L'accord comprend aussi une clause obligeant
les syndicats de Clairoix à ne pas engager d'action de solidarité avec les
travailleurs des autres sites de Continental. Le Courrier Picard
explique que cet accord signifie que « Continental promet d’abandonner les
poursuites contre les auteurs du saccage du poste d’entrée de l’usine le 21
avril moyennant un engagement de l’intersyndicale à ne pas détruire ou bloquer
les sites Continental en France et à l’étranger. »
Cet accord qui doit être ratifié par le
gouvernement, laisse complètement tomber les travailleurs des usines de
fournisseurs et détruit les perspectives d'emplois des jeunes de cette région
déjà économiquement sinistrée.
Xavier Mathieu a dit à la presse, « On
est très fier de ces négociations… » Et il a ajouté « Les gens
sont ravis, ils auraient préféré que l’usine ne ferme pas, mais ils sont
vraiment satisfaits de cet accord. »
Il ne fait aucun doute que l'accord de
Continental a été trouvé avec le soutien et la collaboration du groupe Lutte
ouvrière et que cette dernière était pour beaucoup dans l'implication de l'Etat
dans cet accord.
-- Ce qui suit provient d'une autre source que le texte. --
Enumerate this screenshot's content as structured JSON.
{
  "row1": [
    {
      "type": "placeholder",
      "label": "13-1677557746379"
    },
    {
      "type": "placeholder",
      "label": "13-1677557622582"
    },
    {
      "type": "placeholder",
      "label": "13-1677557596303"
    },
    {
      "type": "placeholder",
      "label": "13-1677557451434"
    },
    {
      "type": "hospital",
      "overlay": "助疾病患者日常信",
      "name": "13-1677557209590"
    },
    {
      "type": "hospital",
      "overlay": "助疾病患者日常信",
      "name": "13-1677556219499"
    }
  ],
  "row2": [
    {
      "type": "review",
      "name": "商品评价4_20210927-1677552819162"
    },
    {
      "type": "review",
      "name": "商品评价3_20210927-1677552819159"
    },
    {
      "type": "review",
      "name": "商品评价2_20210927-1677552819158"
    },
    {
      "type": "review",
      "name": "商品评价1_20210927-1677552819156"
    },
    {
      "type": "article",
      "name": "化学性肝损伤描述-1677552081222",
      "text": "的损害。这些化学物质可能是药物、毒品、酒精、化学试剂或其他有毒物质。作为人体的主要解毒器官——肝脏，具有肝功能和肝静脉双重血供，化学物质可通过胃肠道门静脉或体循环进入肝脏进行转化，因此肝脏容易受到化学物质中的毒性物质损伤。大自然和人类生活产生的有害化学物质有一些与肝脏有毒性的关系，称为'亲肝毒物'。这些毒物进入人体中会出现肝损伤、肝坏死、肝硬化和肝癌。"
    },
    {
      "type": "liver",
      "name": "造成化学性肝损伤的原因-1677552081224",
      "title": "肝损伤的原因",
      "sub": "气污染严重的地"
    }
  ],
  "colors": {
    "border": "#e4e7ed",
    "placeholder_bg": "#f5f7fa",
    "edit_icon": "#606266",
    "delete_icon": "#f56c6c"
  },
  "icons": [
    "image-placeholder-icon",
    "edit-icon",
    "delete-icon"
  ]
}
Mathieu travaille étroitement avec Roland Szpirco, dirigeant
LO et conseiller municipal dans la région. Szpirco était sur la liste LO de la
circonscription électorale du nord-ouest aux élections européennes.
L'Express du 27
mai écrit, « Xavier Mathieu, lui, ne nie pas l'influence exercée par ce
penseur ultraorthodoxe de LO sur le comité de lutte des "Contis". 'Il
est mon conseiller', dit-il tranquillement... 'Dès le début, Roland a insisté
pour qu'on aille chercher l'Etat par le colback afin d'engager des négociations
tripartites', souligne Mathieu. »
L'hebdomadaire de LO a salué l'accord le 5
juin dans un article intitulé « Continental-Clairoix : la lutte
arrache de nouveaux reculs, peut-être décisifs. » Il déclare que la lutte
des travailleurs « Et cela a fini par payer. » Malgré la promesse du
titre, l'article reconnaît que « Même si chacun avait conscience que rien
ne pourrait indemniser le désastre social de la fermeture, l'assemblée approuva
massivement, avec quatre voix contre et plus de 700 pour, cette base de
compromis. » Il est peu probable que la plupart des travailleurs de
Clairoix puissent trouver un autre emploi dans un avenir proche.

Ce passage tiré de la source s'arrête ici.